Why You Need To Expand Your Circle
Being a founder is lonely. Sure, you have your team (priceless!), but you also need a solid external team of supporters and advisors.
In fact, startups with advisors grew 3.5x faster and raised 7x more capital.
Mentors can be just that, mentors, formal and informal advisors, board members, investors, or other founders.
Founder Story
I recently had a conversation with the female founder of her eponymous line of home goods that brings in hundreds of millions a year.
Moving from the challenges with hiring talent to networking, she said at the $5-$10mm revenue range she was so head down - execute, execute, execute - managing her team, finding and hiring top talent, and probably 100 other things, that she didn’t think about networking. She didn’t have the time.
Only later, as she scaled to new heights, did she realize her circle got smaller and smaller. At a certain level, the problems bubbling up to you as CEO are ever-more complex – think about it, if the team could solve them on their own, they wouldn’t reach you. The stakes are often higher as you think through your strategic growth options. For example, when she decided to expand internationally? The circle around you that has done that or can advise may be nonexistent.
After our discussion, I was thinking, did she wait too long?
No Skipping Ahead
You often hear people say that you should build these professional relationships before you need them. They take time to cultivate.
In her case, she pushed it off. She didn’t make the time or feel she had the extra energy to dedicate to building her network.
But, you can’t push it off forever. You can’t skip this step. Nobody ever did epic sh$t alone. All the hard work and sleepless nights will only get you so far. Your team will get you most of the way and will be your daily mentors, advocates, and sounding board.
But an external team that supports, shares information and perspectives, and has deep experience and skills will take you to that next level, help you avoid costly mistakes, and make valuable introductions. They will help you uncover blind spots you may have and give you greater confidence in your decisions.
Could she have grown faster with more mentors or advisors? We can’t answer that, in this case hindsight is not 20-20, but my suspicion is yes. For example, networks may have helped her find top engineers – a big struggle early on.
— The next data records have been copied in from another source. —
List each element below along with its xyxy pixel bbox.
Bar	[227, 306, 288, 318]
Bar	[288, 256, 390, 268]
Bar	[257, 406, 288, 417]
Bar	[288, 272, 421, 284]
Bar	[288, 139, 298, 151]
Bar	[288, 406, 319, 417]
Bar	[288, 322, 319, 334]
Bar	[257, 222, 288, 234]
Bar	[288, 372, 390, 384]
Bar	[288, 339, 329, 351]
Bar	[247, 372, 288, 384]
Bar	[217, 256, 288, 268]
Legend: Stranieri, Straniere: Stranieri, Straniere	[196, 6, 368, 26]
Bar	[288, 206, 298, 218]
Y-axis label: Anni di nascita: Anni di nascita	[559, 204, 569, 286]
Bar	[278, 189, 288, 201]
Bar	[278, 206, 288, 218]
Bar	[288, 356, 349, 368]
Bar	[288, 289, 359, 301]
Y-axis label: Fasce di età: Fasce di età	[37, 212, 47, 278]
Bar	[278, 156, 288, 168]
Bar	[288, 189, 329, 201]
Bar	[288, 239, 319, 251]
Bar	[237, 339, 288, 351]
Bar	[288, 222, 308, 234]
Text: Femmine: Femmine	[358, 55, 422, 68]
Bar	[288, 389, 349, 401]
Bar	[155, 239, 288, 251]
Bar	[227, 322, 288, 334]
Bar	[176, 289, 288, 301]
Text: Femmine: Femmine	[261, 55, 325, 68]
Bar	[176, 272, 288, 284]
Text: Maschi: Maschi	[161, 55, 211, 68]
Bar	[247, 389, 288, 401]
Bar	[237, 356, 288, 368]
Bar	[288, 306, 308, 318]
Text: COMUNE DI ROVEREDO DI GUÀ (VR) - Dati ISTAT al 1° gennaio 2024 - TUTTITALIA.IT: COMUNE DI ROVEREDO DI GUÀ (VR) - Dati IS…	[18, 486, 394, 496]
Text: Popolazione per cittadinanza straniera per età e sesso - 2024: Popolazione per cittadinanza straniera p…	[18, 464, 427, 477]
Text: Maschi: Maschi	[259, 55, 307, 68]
When you are scaling you need to invest even more in networking – you constantly need new talent, new partners, new vendors, new clients, and more brand recognition.
Founders Circle
First off, you want to surround yourself with those on the same trajectory.
You want to have other founders in your circle – those with similar ambitions and scale. They are an endless source of emotional support because they have been where you are and get the founder journey (more like the cyclone at Coney Island!). They get the extreme highs and lows.
They have also been there, done that. Maybe not the same industry but they have had faced similar strategic decisions. They get what wakes you up at 2am in a cold sweat. They can make referrals for your basic needs – PR, marketing, IT, lawyers, bankers, coaches, etc. They can tap their networks for top talent.
One study found that 33% of companies that were mentored by successful entrepreneurs were top performers, compared to 10% of other companies.
Here, she may have faced additional challenges as a female founder, particularly at that level. Just 1.7% of female founders generate more than $1mm in revenue. Or, for example, if you are a female founder who wants to go public, you will find that about 20 female founders have IPO’d their company among the hundreds each year that go public.
Not to say men are not equally valuable mentors – all of mine have been – but there are certain unique roadblocks and challenges that women face when building a business. At the end of the day, all founders need other founders in their circle. You can join closed communities like Entrepreneurs Organization or masterminds like War Room.
You also need a crew of mentors, advisors, board members, and investors (if you chose to go that route), etc. I leave that for another post. For now, you need to grow your circle.